Short Story Days

I've been on a great short story kick, and it seems to be continuing. I used to be a fairly exclusive novel reader, in it for the investment, the sloppiness, and the grandeur. Stories were nice, I thought, but easy. Fool that I was. Now I'm learning that stories are anything but easy and that they're even better when read in an organized bunch. Some collections that have grabbed me recently include Lorrie Moore's Birds of America, David Gates's The Wonders of the Invisible World, Lydia Davis's Samuel Johnson Is Indigant, and Mary Gaitskill's Because They Wanted To.

Too much to say about Birds of America: the dark humor, the pathos, the surprise of the perfect animal metaphor. (In one story, a dead bat, with its wings folded "like a packed tent," is compared to a mouse in backpacking equipment!) Every story contains a bird, and every story is, in some sense, about our failure to communicate. Why else do we joke?

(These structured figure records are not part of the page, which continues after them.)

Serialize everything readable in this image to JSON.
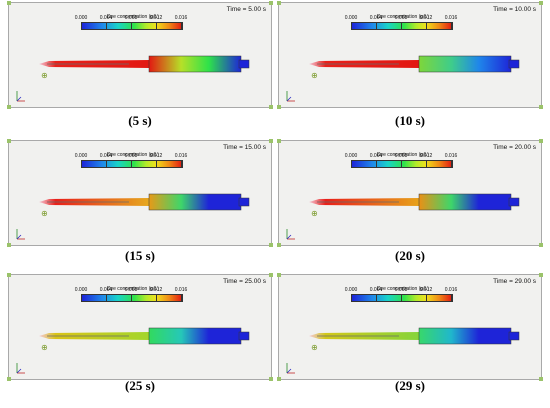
{
  "legend": {
    "title": "Dye concentration (g/L)",
    "ticks": [
      "0.000",
      "0.004",
      "0.008",
      "0.012",
      "0.016"
    ]
  },
  "panels": [
    {
      "time": "Time = 5.00 s",
      "caption": "(5 s)",
      "nozzle": "#e8201a",
      "left": "#e21812",
      "midA": "#b6e028",
      "midB": "#2ee24a",
      "right": "#e21812"
    },
    {
      "time": "Time = 10.00 s",
      "caption": "(10 s)",
      "nozzle": "#e8201a",
      "left": "#7ed63a",
      "midA": "#3fcd8a",
      "midB": "#1f86ea",
      "right": "#e21812"
    },
    {
      "time": "Time = 15.00 s",
      "caption": "(15 s)",
      "nozzle": "#e8201a",
      "left": "#e79a18",
      "midA": "#3ed66a",
      "midB": "#1e24d8",
      "right": "#e6a81e"
    },
    {
      "time": "Time = 20.00 s",
      "caption": "(20 s)",
      "nozzle": "#e8201a",
      "left": "#ea9016",
      "midA": "#3ed66a",
      "midB": "#1e24d8",
      "right": "#e7a21a"
    },
    {
      "time": "Time = 25.00 s",
      "caption": "(25 s)",
      "nozzle": "#d9c418",
      "left": "#32da5e",
      "midA": "#26c8b8",
      "midB": "#1e24d8",
      "right": "#a3d62c"
    },
    {
      "time": "Time = 29.00 s",
      "caption": "(29 s)",
      "nozzle": "#d2c81a",
      "left": "#38d86a",
      "midA": "#20b7cc",
      "midB": "#1e24d8",
      "right": "#85d43a"
    }
  ]
}
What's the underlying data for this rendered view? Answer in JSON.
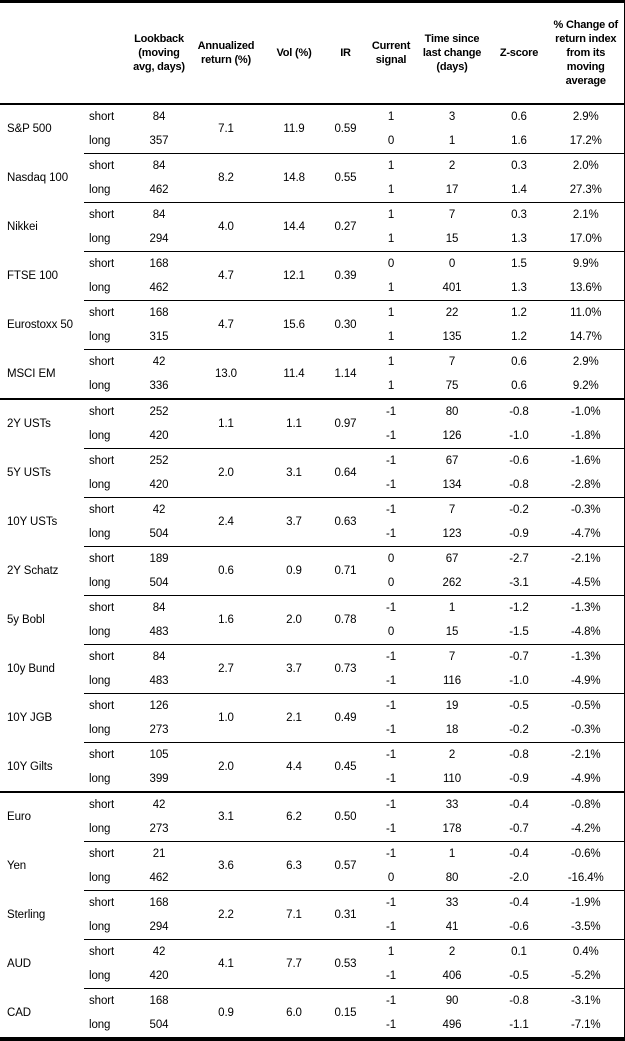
{
  "table": {
    "header": {
      "labels": [
        "",
        "",
        "Lookback\n(moving\navg, days)",
        "Annualized\nreturn (%)",
        "Vol (%)",
        "IR",
        "Current\nsignal",
        "Time since\nlast change\n(days)",
        "Z-score",
        "% Change of\nreturn index\nfrom its\nmoving\naverage"
      ]
    },
    "row_labels": {
      "short": "short",
      "long": "long"
    },
    "sections": [
      {
        "name": "equity-indices",
        "assets": [
          {
            "name": "S&P 500",
            "annualized_return": "7.1",
            "vol": "11.9",
            "ir": "0.59",
            "short": {
              "lookback": "84",
              "signal": "1",
              "days": "3",
              "z": "0.6",
              "pct": "2.9%"
            },
            "long": {
              "lookback": "357",
              "signal": "0",
              "days": "1",
              "z": "1.6",
              "pct": "17.2%"
            }
          },
          {
            "name": "Nasdaq 100",
            "annualized_return": "8.2",
            "vol": "14.8",
            "ir": "0.55",
            "short": {
              "lookback": "84",
              "signal": "1",
              "days": "2",
              "z": "0.3",
              "pct": "2.0%"
            },
            "long": {
              "lookback": "462",
              "signal": "1",
              "days": "17",
              "z": "1.4",
              "pct": "27.3%"
            }
          },
          {
            "name": "Nikkei",
            "annualized_return": "4.0",
            "vol": "14.4",
            "ir": "0.27",
            "short": {
              "lookback": "84",
              "signal": "1",
              "days": "7",
              "z": "0.3",
              "pct": "2.1%"
            },
            "long": {
              "lookback": "294",
              "signal": "1",
              "days": "15",
              "z": "1.3",
              "pct": "17.0%"
            }
          },
          {
            "name": "FTSE 100",
            "annualized_return": "4.7",
            "vol": "12.1",
            "ir": "0.39",
            "short": {
              "lookback": "168",
              "signal": "0",
              "days": "0",
              "z": "1.5",
              "pct": "9.9%"
            },
            "long": {
              "lookback": "462",
              "signal": "1",
              "days": "401",
              "z": "1.3",
              "pct": "13.6%"
            }
          },
          {
            "name": "Eurostoxx 50",
            "annualized_return": "4.7",
            "vol": "15.6",
            "ir": "0.30",
            "short": {
              "lookback": "168",
              "signal": "1",
              "days": "22",
              "z": "1.2",
              "pct": "11.0%"
            },
            "long": {
              "lookback": "315",
              "signal": "1",
              "days": "135",
              "z": "1.2",
              "pct": "14.7%"
            }
          },
          {
            "name": "MSCI EM",
            "annualized_return": "13.0",
            "vol": "11.4",
            "ir": "1.14",
            "short": {
              "lookback": "42",
              "signal": "1",
              "days": "7",
              "z": "0.6",
              "pct": "2.9%"
            },
            "long": {
              "lookback": "336",
              "signal": "1",
              "days": "75",
              "z": "0.6",
              "pct": "9.2%"
            }
          }
        ]
      },
      {
        "name": "government-bonds",
        "assets": [
          {
            "name": "2Y USTs",
            "annualized_return": "1.1",
            "vol": "1.1",
            "ir": "0.97",
            "short": {
              "lookback": "252",
              "signal": "-1",
              "days": "80",
              "z": "-0.8",
              "pct": "-1.0%"
            },
            "long": {
              "lookback": "420",
              "signal": "-1",
              "days": "126",
              "z": "-1.0",
              "pct": "-1.8%"
            }
          },
          {
            "name": "5Y USTs",
            "annualized_return": "2.0",
            "vol": "3.1",
            "ir": "0.64",
            "short": {
              "lookback": "252",
              "signal": "-1",
              "days": "67",
              "z": "-0.6",
              "pct": "-1.6%"
            },
            "long": {
              "lookback": "420",
              "signal": "-1",
              "days": "134",
              "z": "-0.8",
              "pct": "-2.8%"
            }
          },
          {
            "name": "10Y USTs",
            "annualized_return": "2.4",
            "vol": "3.7",
            "ir": "0.63",
            "short": {
              "lookback": "42",
              "signal": "-1",
              "days": "7",
              "z": "-0.2",
              "pct": "-0.3%"
            },
            "long": {
              "lookback": "504",
              "signal": "-1",
              "days": "123",
              "z": "-0.9",
              "pct": "-4.7%"
            }
          },
          {
            "name": "2Y Schatz",
            "annualized_return": "0.6",
            "vol": "0.9",
            "ir": "0.71",
            "short": {
              "lookback": "189",
              "signal": "0",
              "days": "67",
              "z": "-2.7",
              "pct": "-2.1%"
            },
            "long": {
              "lookback": "504",
              "signal": "0",
              "days": "262",
              "z": "-3.1",
              "pct": "-4.5%"
            }
          },
          {
            "name": "5y Bobl",
            "annualized_return": "1.6",
            "vol": "2.0",
            "ir": "0.78",
            "short": {
              "lookback": "84",
              "signal": "-1",
              "days": "1",
              "z": "-1.2",
              "pct": "-1.3%"
            },
            "long": {
              "lookback": "483",
              "signal": "0",
              "days": "15",
              "z": "-1.5",
              "pct": "-4.8%"
            }
          },
          {
            "name": "10y Bund",
            "annualized_return": "2.7",
            "vol": "3.7",
            "ir": "0.73",
            "short": {
              "lookback": "84",
              "signal": "-1",
              "days": "7",
              "z": "-0.7",
              "pct": "-1.3%"
            },
            "long": {
              "lookback": "483",
              "signal": "-1",
              "days": "116",
              "z": "-1.0",
              "pct": "-4.9%"
            }
          },
          {
            "name": "10Y JGB",
            "annualized_return": "1.0",
            "vol": "2.1",
            "ir": "0.49",
            "short": {
              "lookback": "126",
              "signal": "-1",
              "days": "19",
              "z": "-0.5",
              "pct": "-0.5%"
            },
            "long": {
              "lookback": "273",
              "signal": "-1",
              "days": "18",
              "z": "-0.2",
              "pct": "-0.3%"
            }
          },
          {
            "name": "10Y Gilts",
            "annualized_return": "2.0",
            "vol": "4.4",
            "ir": "0.45",
            "short": {
              "lookback": "105",
              "signal": "-1",
              "days": "2",
              "z": "-0.8",
              "pct": "-2.1%"
            },
            "long": {
              "lookback": "399",
              "signal": "-1",
              "days": "110",
              "z": "-0.9",
              "pct": "-4.9%"
            }
          }
        ]
      },
      {
        "name": "currencies",
        "assets": [
          {
            "name": "Euro",
            "annualized_return": "3.1",
            "vol": "6.2",
            "ir": "0.50",
            "short": {
              "lookback": "42",
              "signal": "-1",
              "days": "33",
              "z": "-0.4",
              "pct": "-0.8%"
            },
            "long": {
              "lookback": "273",
              "signal": "-1",
              "days": "178",
              "z": "-0.7",
              "pct": "-4.2%"
            }
          },
          {
            "name": "Yen",
            "annualized_return": "3.6",
            "vol": "6.3",
            "ir": "0.57",
            "short": {
              "lookback": "21",
              "signal": "-1",
              "days": "1",
              "z": "-0.4",
              "pct": "-0.6%"
            },
            "long": {
              "lookback": "462",
              "signal": "0",
              "days": "80",
              "z": "-2.0",
              "pct": "-16.4%"
            }
          },
          {
            "name": "Sterling",
            "annualized_return": "2.2",
            "vol": "7.1",
            "ir": "0.31",
            "short": {
              "lookback": "168",
              "signal": "-1",
              "days": "33",
              "z": "-0.4",
              "pct": "-1.9%"
            },
            "long": {
              "lookback": "294",
              "signal": "-1",
              "days": "41",
              "z": "-0.6",
              "pct": "-3.5%"
            }
          },
          {
            "name": "AUD",
            "annualized_return": "4.1",
            "vol": "7.7",
            "ir": "0.53",
            "short": {
              "lookback": "42",
              "signal": "1",
              "days": "2",
              "z": "0.1",
              "pct": "0.4%"
            },
            "long": {
              "lookback": "420",
              "signal": "-1",
              "days": "406",
              "z": "-0.5",
              "pct": "-5.2%"
            }
          },
          {
            "name": "CAD",
            "annualized_return": "0.9",
            "vol": "6.0",
            "ir": "0.15",
            "short": {
              "lookback": "168",
              "signal": "-1",
              "days": "90",
              "z": "-0.8",
              "pct": "-3.1%"
            },
            "long": {
              "lookback": "504",
              "signal": "-1",
              "days": "496",
              "z": "-1.1",
              "pct": "-7.1%"
            }
          }
        ]
      }
    ]
  },
  "colors": {
    "border": "#000000",
    "text": "#000000",
    "background": "#ffffff"
  }
}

The Wonders of the Invisible World is a great Gates book -- smart, substance-abusing people in the Northeast (often with rustic country houses) undoing themselves through thought and memory (and substance abuse) alone.

Samuel Johnson Is Indigant. Well, the title -- taken from one of Davis's shortest and worst pieces -- is terrible, but the book is nonetheless brilliant. Davis is more of a European storyteller than an American one, dabbling in existentialism and brain teasers, and often in exhilaratingly short form. Are they stories? Are they poems? Does it matter? Her newest book, Varieties of Disturbance, is out this May.

Finally, Gaitskill gets erotic and perverse and really on-target in Because They Wanted To. Why do we fall for odd, unattractive dentists? Why do we sleep with and entangle ourselves with people we don't even like? The title is Gaitskill's non-answer, but it is an endlessly intriguing one. After this, I can't wait to read Veronica. Even if it is a novel.